Saturday, February 6, 2010
Tax Churches On Their Income and Real Estate/Property
And no, the first amendment to the constitution does not prohibit taxing churches. I challenge anyone to show a valid legal argument against this.
Friday, January 1, 2010
Tooth Fairy Agnostic--Richard Dawkins
Bertrand Russell used a hypothetical teapot in orbit about Mars for the same didactic purpose. You have to be agnostic about the teapot, but that doesn't mean you treat the likelihood of its existence as being on all fours with its non-existence.
The list of things about which we strictly have to be agnostic doesn't stop at tooth fairies and celestial teapots. It is infinite. If you want to believe in a particular one of them — teapots, unicorns, or tooth fairies, Thor or Yahweh — the onus is on you to say why you believe in it. The onus is not on the rest of us to say why we do not. We who are atheists are also a-fairyists, a-teapotists, and a-unicornists, but we don't have to bother saying so.

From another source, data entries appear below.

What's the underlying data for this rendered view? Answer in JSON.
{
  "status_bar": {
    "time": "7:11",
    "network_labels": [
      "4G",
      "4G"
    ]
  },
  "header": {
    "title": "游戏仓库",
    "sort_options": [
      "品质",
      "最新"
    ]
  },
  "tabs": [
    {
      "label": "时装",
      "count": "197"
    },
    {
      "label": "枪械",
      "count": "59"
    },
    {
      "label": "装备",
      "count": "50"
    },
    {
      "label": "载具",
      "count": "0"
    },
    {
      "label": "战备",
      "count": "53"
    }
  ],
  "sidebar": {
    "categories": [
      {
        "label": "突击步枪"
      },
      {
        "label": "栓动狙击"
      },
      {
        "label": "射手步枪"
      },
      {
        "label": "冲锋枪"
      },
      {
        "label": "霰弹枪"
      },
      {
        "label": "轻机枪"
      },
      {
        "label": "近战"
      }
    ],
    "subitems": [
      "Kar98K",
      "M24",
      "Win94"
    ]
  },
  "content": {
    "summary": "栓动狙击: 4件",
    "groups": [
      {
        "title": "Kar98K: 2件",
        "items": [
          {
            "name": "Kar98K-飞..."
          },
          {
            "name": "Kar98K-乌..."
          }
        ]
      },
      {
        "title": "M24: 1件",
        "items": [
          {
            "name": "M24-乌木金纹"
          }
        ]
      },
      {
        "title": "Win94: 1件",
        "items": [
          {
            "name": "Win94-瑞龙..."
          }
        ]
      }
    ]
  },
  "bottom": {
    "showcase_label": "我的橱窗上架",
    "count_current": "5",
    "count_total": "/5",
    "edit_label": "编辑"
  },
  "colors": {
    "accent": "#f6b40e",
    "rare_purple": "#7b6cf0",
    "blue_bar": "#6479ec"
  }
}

– Richard Dawkins, following a list of excerpts from hate mail sent to the editor of Freethought Today, after she won a separationist court battle, in "A Challenge To Atheists: Come Out of the Closet" (Free Inquiry, Summer, 2002)
Thursday, December 17, 2009
Missionary Adaptation
F. Tupper Saussy writes in “Rulers of Evil: Useful Knowledge About Governing Bodies” ©1999, Harper Collins Publishers Inc., 10 E. 53rd St., New York, NY 10022
[December 25th was the birthday of many pagan gods: Saturn, Jupiter, Tammuz, Bacchus, Osiris, Mithras...]
[Saturnalia, the season of drunken merriment and gift giving evolved into Christmas.]
This is one of the few books I have ever read twice. Oddly enough, I ran accross it in a public library in a small southern town. It isn’t a particularly scholarly work but it contains plenty of intriguing facts to make it worth the time. It is, however, becoming dated now. One would have to work pretty hard to update the list of Roman Catholic senators, Supreme Court justices and government agency heads.
Since reading it, I have read many more books on the subject of religious influence in society and government and have adopted higher standards of scholarship but Mr. Saussy deserves credit for re-kindling a passion for the subject which I first became interested in while serving in the military at Fort Hood, TX.
The author I have to credit with sparking interest initially is Karen Armstrong. No lack of scholarship there.